ロンギヌスとモーリス、そしてコンスタンティヌス
キリストの脇腹を刺したロンギヌスの槍が辿った道については、以下の二説がある。
一つは、ローマ軍兵士のモーリスという敬虔なキリスト教徒によって保管されていたというもの。ちなみに、現在、オーストリアのウィーン美術史博物館には、「聖モーリスの槍」と刻まれた槍が収められているのだが、果たしてこれが聖槍なのかは判然としていない。
別の説として、キリストの死後、聖槍はエルサレムのキリスト教団によって守られていたが、135年、ローマ皇帝によってエルサレム神殿が破壊されて以降、行方知れずとなってしまったというものもある。実は、この説に基づいて、4世紀にエルサレムで大規模な捜索が開始された。主導したのは、ローマ帝国皇帝として初めてキリスト教を公認したコンスタンティヌスである。
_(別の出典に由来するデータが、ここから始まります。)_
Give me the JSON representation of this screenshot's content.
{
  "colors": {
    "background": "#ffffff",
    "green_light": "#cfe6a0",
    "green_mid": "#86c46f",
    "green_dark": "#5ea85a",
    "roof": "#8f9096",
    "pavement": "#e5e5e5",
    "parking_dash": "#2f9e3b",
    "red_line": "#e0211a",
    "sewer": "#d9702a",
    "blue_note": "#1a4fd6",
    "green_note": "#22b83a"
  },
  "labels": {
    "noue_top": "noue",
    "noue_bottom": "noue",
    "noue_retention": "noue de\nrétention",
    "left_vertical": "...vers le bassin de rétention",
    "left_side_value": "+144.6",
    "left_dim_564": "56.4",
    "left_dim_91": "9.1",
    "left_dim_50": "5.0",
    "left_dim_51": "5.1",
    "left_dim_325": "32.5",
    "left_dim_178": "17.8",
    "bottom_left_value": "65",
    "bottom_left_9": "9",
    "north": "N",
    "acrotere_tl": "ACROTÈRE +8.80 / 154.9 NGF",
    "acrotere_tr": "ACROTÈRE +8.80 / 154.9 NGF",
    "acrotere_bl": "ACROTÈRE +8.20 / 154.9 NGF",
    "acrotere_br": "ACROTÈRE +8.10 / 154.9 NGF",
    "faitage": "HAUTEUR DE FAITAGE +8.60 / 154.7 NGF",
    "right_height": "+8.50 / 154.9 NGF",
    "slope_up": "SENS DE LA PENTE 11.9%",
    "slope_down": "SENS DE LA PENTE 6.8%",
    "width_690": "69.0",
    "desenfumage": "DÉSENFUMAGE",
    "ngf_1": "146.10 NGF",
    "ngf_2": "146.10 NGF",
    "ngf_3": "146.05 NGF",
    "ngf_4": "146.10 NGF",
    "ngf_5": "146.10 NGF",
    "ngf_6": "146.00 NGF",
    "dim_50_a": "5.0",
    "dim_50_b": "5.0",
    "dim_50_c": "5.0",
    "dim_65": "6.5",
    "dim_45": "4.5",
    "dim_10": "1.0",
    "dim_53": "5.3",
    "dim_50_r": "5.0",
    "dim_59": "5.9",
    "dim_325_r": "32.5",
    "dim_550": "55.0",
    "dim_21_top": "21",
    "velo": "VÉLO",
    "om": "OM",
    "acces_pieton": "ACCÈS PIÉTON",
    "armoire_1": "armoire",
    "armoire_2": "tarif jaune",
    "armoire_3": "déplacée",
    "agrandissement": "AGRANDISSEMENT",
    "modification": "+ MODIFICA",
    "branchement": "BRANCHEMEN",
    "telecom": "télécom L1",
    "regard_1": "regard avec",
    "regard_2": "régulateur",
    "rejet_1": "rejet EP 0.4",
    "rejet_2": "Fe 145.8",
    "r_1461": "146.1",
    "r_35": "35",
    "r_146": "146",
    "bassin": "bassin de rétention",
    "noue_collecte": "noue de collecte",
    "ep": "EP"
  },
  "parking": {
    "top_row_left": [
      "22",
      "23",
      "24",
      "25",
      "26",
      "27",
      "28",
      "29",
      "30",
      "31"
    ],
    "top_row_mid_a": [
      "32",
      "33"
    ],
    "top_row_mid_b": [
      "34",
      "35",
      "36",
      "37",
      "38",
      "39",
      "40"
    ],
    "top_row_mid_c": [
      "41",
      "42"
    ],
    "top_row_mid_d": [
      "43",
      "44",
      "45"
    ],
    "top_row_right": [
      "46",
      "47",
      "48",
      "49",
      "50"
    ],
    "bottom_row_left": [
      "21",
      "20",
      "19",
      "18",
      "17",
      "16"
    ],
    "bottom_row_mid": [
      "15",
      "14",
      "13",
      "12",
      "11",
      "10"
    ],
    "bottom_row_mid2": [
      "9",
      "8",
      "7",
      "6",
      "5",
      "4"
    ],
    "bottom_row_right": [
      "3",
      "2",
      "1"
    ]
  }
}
この調査では、イエスが磔にされた「十字架」、イエスを打ち付けていた三本の「聖なる釘」、十字架にかけられた「罪状のプレート」と共に、ロンギヌスの槍が発見されたと伝わっている。
複雑さを増す聖槍伝説
コンスタンティヌス帝の捜索によって発掘された聖槍は、6世紀頃までエルサレムに保管され、巡礼者たちが祈りを捧げたとする記録が残っている。
しかし、イスラム勢力セルジュク・トルコに聖槍を奪われることを恐れた同地のキリスト教徒たちは、聖槍を柄と穂先に切り離し、柄はエルサレムに、穂先はビザンツ帝国にそれぞれ分けて保管したと言われている。
事実、ビザンツ帝国の東方正教会で行われる「グランド・アントレ」という儀式の中では「ハギア・ロンケー」という小刀が典礼道具として用いられている。研究者の中には、その小刀こそロンギヌスの槍の穂先だと説く者もいるのだが、真相はわかっていない。
おわりに
コンスタンティヌス帝のように、時の権力者たちはロンギヌスの槍を手に入れるため躍起になった。聖槍には無敵の魔力があるとされていたからだ。歴代のビザンツ皇帝も、聖槍の力によって数々の戦果をあげたと伝わる。
その後の歴史においても、権力を手に入れた者たちの傍らで囁かれてきた聖槍伝説。あのヒトラーさえも聖槍の魔力に魅せられたという興味深い逸話が残っている。が、それはまた別の機会にお話ししよう。